Trump llegó a decir que no hay nada más americano que el fast food, quería demostrar a sus potenciales votantes que comía lo mismo que ellos.
Y además Trump es germófobo. Siempre ha sido un tipo que no confiaba ni siquiera en los suyos. Sabía que no era muy querido por mucha gente y comer fast food era una forma de tener esa seguridad y ese control de los que hablábamos al principio, los que proporciona la comida más industrial y replicable. Por otra parte, esa equiparación del fast food con lo que significa ser americano es una representación un poco antigua del estatus como cima del capitalismo que Estados Unidos tuvo en otro tiempo, esa idea de sociedad moderna en la que todo es industrial. Trump intentaba, y sigue intentando, aportar esa visión nacionalista y primaria de un país en la que ya nadie cree.
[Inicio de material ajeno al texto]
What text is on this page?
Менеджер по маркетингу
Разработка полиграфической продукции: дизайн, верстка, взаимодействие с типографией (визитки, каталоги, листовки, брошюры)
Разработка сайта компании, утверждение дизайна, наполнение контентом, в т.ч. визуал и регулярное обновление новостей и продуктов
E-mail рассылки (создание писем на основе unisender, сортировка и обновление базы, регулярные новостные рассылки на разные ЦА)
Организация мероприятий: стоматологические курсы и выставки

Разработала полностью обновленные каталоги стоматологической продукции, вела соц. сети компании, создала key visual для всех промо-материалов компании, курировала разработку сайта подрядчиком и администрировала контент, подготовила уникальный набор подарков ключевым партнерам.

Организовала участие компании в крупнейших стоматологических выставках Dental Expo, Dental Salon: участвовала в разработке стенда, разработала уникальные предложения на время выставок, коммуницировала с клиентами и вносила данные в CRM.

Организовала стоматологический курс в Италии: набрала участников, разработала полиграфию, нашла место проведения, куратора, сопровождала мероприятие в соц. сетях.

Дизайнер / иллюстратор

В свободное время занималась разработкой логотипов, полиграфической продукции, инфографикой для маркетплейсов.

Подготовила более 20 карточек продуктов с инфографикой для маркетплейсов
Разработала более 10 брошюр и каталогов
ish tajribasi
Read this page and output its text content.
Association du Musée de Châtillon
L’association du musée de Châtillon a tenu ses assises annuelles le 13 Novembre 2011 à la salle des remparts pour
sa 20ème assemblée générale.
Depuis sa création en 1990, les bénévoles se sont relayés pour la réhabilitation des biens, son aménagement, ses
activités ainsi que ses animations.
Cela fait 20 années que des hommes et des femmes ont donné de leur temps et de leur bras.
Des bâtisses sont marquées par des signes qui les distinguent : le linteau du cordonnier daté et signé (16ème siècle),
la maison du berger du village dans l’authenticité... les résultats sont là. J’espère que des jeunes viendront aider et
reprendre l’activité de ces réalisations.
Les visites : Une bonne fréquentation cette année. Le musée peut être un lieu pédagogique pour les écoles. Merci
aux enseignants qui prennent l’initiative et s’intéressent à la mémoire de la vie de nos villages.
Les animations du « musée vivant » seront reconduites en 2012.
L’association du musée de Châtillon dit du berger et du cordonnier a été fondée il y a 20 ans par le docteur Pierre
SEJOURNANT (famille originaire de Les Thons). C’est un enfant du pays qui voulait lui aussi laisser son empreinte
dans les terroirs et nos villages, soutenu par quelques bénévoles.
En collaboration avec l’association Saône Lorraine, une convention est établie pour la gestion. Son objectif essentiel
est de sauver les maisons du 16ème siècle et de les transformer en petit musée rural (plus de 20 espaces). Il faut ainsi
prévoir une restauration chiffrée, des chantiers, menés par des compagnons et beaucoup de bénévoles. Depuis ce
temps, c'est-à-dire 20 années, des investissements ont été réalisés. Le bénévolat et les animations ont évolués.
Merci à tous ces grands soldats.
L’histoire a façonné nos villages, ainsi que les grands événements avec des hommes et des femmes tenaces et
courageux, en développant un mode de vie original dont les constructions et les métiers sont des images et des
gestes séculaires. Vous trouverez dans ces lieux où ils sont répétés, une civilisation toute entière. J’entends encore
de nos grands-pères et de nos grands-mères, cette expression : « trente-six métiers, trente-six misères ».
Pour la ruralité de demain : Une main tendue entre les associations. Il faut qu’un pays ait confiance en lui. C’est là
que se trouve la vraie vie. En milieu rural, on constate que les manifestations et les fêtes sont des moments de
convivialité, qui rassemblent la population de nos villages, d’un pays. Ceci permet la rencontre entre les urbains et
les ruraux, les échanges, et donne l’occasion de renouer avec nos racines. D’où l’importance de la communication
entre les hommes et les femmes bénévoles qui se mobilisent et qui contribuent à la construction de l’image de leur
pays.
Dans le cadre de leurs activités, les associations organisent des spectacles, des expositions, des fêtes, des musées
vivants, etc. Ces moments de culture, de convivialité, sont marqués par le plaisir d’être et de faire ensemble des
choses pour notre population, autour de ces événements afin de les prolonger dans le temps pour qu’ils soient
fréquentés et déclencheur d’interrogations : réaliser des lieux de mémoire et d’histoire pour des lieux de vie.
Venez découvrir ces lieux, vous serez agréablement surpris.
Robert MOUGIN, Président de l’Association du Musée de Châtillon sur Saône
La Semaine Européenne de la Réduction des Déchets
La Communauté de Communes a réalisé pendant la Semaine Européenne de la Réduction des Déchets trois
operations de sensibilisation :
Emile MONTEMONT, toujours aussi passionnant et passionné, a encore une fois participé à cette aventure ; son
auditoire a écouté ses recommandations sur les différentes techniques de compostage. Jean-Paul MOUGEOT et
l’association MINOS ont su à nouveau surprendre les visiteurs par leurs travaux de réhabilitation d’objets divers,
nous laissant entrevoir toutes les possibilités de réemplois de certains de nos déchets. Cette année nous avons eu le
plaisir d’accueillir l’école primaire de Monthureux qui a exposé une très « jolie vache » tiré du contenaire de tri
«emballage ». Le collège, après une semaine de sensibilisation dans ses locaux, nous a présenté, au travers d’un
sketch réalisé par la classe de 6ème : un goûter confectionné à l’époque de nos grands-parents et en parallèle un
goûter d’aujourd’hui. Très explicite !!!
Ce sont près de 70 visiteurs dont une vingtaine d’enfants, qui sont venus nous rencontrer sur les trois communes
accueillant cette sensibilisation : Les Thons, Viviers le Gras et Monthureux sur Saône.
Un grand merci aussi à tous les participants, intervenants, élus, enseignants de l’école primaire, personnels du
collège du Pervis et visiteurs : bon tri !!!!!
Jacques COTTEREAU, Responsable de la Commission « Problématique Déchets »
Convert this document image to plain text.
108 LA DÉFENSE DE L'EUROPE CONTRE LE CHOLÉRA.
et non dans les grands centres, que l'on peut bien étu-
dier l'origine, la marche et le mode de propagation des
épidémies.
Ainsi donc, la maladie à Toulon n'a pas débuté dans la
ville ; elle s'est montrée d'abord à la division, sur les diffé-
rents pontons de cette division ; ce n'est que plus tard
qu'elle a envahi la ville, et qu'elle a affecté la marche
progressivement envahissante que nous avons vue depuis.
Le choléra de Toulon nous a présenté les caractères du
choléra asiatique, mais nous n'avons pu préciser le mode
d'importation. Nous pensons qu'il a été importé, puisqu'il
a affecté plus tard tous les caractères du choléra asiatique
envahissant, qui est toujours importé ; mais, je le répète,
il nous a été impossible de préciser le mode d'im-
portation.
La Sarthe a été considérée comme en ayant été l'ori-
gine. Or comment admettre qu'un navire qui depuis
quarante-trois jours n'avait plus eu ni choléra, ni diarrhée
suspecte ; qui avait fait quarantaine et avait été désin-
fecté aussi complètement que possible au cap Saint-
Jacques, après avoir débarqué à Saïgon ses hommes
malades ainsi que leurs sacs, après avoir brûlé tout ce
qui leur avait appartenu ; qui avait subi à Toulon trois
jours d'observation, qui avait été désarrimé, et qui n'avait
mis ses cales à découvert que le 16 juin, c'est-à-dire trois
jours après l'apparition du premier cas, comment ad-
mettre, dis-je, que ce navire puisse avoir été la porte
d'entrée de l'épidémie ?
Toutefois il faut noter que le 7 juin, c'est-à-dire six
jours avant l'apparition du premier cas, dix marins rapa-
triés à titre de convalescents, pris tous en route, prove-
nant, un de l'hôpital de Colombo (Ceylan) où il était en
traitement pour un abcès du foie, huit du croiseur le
No hay superhéroes sin villanos, y viceversa. Y el fast food fue tan maligno que provocó la aparición de su némesis, el movimiento Slow Food…
Creo que siempre tendemos a buscar héroes y villanos, como si no hubiese nada en medio. Todos los sistemas tienen algo de los dos. En el libro he tratado de mostrar ese estigma del Big Mac como algo malo, satirizar en cierto modo este símbolo de la modernidad, exponiendo también lo negativo que hay en él en términos nutricionales de forma velada cuando hablo de Trump. Pero también quería hablar de él como de una fórmula adoptada incluso por restaurantes de fine dining. La verdad es que no sé decir si es un héroe o un villano. Dependiendo de la perspectiva desde la que lo miremos, podemos obtener respuestas distintas. Y lo mismo ocurre con un plato de un restaurante con tres estrellas Michelin. Se puede ver como una obra de arte, pero también, desde cierto punto de vista, quizá veamos que detrás hay explotación laboral, falta de respeto en las relaciones, desigualdad de género… Todo lo que comemos admite muchas perspectivas distintas que conducen a caminos y conclusiones diferentes.